Cover of Strange Houses

Strange Houses

I have mixed feelings about this book. For one: it hooked me right away; it’s the first book I’ve read cover-to-cover in a written format in years—I’m working on a few other, longer books, but mostly I’m listening to audiobooks. And I was entertained the whole way through. So for that: four stars. But also, it’s kind of silly. For me that was actually probably a good thing; I’m not a big horror reader and I don’t like the feeling of being terrified. So the silliness reduced the initial creepiness to a tolerable level. But now that I’m done, I can’t really shake that silliness.

Within the first few chapters, Uketsu and Kurihara have apparently figured out the absurd scenario at the center of this all, with basically no mistakes. The scenario is silly and far-fetched, and there are so many other ways to read these house plans—sinister ways, even—that the fact that they supposedly got it just right is bothersome.

I’ll say this, though: if it was the author’s intent to leave people theorizing, they’ve certainly got me there. But the most satisfying theory I can come up with just feels a bit too far from any possible author’s intent, or at least any well-written plot: that the whole thing presented by the two women was a fabrication, simply to satisfy the curiosity of these people who were investigating, by engaging the theories they had published in the newspaper; sending them in the wrong direction, and wrapping it up with a bow. In that way, they engaged these silly, paranoid delusions, and threw them off the scent of any number of much simpler criminal conspiracies.
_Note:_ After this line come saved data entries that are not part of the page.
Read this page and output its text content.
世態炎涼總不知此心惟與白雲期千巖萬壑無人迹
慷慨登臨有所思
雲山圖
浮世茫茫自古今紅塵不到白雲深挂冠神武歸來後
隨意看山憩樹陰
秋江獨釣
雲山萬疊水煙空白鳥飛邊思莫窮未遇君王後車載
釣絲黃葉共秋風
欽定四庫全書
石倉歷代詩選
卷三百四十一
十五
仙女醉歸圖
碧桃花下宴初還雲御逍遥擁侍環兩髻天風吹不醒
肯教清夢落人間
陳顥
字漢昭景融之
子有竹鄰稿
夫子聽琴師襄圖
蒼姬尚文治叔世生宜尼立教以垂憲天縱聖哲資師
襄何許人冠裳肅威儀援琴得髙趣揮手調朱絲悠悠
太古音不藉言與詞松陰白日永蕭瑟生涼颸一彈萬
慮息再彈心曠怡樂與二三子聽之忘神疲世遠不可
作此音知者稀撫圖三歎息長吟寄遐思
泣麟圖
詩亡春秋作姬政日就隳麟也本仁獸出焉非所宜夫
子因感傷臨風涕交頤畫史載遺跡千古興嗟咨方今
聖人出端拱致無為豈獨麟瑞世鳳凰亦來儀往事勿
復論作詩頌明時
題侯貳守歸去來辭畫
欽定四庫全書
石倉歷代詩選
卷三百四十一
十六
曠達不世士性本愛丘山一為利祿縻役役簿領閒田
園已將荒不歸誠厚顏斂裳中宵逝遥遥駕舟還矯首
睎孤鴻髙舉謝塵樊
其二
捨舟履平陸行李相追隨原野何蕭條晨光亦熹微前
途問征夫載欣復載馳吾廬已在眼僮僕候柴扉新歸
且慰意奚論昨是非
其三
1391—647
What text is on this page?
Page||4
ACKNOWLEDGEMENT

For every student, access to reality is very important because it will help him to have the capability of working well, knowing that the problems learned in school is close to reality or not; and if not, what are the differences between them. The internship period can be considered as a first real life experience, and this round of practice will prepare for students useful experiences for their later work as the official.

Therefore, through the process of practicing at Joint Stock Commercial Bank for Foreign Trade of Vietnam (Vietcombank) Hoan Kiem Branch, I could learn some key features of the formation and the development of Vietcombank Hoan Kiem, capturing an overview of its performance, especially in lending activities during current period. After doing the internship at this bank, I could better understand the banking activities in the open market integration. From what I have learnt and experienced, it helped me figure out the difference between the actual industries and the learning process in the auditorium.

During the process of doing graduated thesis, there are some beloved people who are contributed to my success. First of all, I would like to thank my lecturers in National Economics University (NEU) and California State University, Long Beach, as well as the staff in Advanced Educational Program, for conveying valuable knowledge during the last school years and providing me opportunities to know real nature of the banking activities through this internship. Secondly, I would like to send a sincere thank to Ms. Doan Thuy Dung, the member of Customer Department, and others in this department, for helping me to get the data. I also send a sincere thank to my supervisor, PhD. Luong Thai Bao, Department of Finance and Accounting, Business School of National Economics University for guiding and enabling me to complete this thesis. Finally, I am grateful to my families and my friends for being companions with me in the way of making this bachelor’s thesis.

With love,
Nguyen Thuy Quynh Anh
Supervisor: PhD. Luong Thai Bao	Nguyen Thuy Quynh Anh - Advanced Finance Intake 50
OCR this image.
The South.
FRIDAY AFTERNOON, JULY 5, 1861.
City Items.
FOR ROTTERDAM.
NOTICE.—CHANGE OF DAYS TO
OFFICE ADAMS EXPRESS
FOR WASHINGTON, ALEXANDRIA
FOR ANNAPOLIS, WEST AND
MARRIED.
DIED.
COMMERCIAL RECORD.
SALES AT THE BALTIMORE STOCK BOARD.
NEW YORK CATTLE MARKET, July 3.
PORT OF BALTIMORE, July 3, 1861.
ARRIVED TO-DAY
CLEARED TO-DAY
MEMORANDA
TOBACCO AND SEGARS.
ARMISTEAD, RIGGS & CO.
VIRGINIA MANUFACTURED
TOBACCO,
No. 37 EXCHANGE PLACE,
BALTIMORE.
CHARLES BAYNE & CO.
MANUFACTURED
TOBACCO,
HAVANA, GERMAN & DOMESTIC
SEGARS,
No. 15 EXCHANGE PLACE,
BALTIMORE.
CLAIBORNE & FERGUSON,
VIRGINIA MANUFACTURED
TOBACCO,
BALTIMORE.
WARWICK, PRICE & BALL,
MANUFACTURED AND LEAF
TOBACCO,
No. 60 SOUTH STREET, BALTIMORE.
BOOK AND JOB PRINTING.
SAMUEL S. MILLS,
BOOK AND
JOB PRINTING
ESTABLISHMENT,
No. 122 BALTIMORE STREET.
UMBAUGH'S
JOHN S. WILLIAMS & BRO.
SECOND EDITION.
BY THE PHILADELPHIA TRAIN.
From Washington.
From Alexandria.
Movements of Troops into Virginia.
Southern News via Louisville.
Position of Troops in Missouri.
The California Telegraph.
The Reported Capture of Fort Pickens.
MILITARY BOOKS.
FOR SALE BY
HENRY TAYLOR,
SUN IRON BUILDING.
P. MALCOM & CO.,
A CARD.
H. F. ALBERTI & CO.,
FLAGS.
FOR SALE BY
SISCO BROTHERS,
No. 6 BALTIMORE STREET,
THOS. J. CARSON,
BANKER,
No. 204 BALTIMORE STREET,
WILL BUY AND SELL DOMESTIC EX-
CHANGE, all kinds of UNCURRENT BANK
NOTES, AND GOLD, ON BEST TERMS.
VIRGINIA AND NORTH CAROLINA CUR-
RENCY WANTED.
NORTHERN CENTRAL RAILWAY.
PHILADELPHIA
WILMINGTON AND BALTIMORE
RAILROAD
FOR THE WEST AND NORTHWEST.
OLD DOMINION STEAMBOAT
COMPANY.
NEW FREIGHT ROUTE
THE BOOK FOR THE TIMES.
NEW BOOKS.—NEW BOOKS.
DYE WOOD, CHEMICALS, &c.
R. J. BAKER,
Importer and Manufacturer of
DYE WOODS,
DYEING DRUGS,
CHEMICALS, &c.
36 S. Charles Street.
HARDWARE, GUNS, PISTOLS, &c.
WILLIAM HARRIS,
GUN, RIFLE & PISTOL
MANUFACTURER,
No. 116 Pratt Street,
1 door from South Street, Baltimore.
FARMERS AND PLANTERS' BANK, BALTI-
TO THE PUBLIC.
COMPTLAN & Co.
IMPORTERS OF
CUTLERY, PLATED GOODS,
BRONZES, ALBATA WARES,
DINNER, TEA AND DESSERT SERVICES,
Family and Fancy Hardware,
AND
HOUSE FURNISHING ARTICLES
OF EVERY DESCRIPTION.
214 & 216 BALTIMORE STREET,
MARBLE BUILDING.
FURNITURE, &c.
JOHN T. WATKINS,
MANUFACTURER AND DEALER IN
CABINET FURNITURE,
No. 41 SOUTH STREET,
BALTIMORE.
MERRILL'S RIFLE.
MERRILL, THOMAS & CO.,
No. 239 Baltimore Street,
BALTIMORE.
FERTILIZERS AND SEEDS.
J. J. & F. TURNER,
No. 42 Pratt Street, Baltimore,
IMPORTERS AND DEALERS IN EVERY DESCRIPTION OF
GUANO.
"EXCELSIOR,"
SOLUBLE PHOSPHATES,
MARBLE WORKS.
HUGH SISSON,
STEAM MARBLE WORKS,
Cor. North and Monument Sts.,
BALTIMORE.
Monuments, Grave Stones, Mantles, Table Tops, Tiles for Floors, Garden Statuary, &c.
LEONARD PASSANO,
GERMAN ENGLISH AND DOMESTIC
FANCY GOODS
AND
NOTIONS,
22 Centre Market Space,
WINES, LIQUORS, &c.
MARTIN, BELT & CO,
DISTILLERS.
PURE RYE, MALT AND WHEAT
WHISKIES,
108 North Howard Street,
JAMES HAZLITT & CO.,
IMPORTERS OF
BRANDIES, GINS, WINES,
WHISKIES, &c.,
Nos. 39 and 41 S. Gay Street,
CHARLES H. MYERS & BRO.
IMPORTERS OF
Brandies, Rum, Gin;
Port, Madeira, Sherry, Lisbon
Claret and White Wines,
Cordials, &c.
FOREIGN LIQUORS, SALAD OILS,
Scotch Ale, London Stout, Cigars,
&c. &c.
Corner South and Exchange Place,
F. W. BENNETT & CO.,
We never meet either of the children supposedly at the center of this plot, nor even their mother. They’re conveniently in hiding by the end of it all. The loose end this leaves is the neighbor, but I suppose that could just be one more person sent to shore up the story.

All of this is why I have to give this book a decent rating: despite the many flaws that can be pointed out, in the end, I was engaged and it’s kept me thinking about it since.